I think that many people have a dogma that sexual fantasies have to be lived out, or else they become obsessive or destructive. I think that this is wrong. They become obsessive when you desire them to be what they are not -- reality -- and you can't have that for whatever reason. So there are two things you can change, in order to become happier: You can make your fantasies real, or you can change that desire.

To be sure, if there is a good way to go for it, and nobody gets hurt, then that is wonderful, and I'm the last person to discourage you. Nobody should ever try to forcefully keep you from living out your fantasies! Sometimes, it's simply a good idea.
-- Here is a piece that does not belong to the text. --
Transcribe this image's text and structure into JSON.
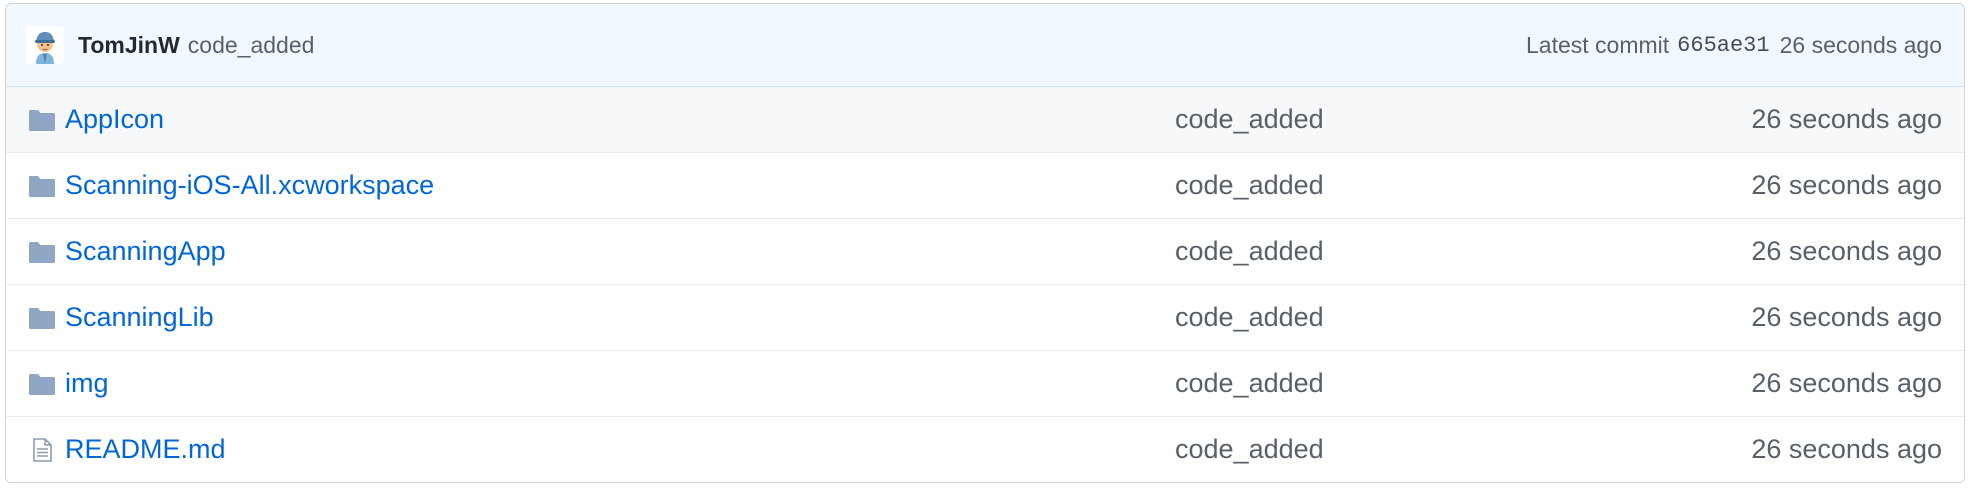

Other times, it's not.

Of course, a lot of what I'm saying is probably down to getting older, and the hormone change that implies. There is a strong bias (I forget its name) to overestimate the influence of one's actions, and disregard pure circumstance. And I never performed any scientific studies to back up my claim, so take this with a huge grain of salt and check it against your own experiences!

TL;DR: Accepting is not the same thing as living out a fantasy. Accepting it is way more important. Often, when you do either thing, the other stops being an issue. So the question to solve is, which one is easier.

Tuesday, December 26, 2017

"You're perfect, the world is perfect as it is, and be proud of who you are!"

No, no and no.

"You're perfect"

No, you're not perfect. Neither are you imperfect. There just is no standard of perfection for a human being.

You might have a crooked nose. That's not perfect. Is the classic "greek nose" perfect? No. Just as your crooked nose, it simply is the way it is, that's all. If you want, you can tell yourself that it's ugly, or that it's beautiful. That won't change a thing about the nose itself (though it will drastically change the way you relate to it). It is what it is.

"The world is perfect"

There are numerous wars going on right now. We're almost done destroying our own habitat. Almost all of the universe is uninhabitable, and if there are intelligent alien beings out there, they're so far away that we'll probably never meet.

Again, who sets the standard of perfection for the universe? Do you think you know how a universe is supposed to be? How many universes have you seen, so you can compare them to each other?

The world is the way it is. You can take yourself out of the equation, strive to lose ego, and I very much recommend that path, but that doesn't mean that the world is perfect or imperfect, it just means that you stop judging it.

"Be proud of who you are"

I'm not proud of being heterosexual. I'm not proud that my girlfriend is bi. I'm not proud of my country, my ancestry, my race. Should the 19th century British Earl of Hamletshire on the Brook be proud of his wealth and "nobility"? He didn't do a bloody lot to get it.

I know where the LGBTQAs are going with their pride movement, and I support their cause on a political level, but if you take it at face value, "pride" of being homosexual makes no sense.

Be proud of the good job you do, the good service you provide. Be proud of fighting for more equality. Be proud of the love you give to your partner (and the loving, for sure!), regardless of homo/hetero/nonbinary. Be proud of your actions, not of the way you were born.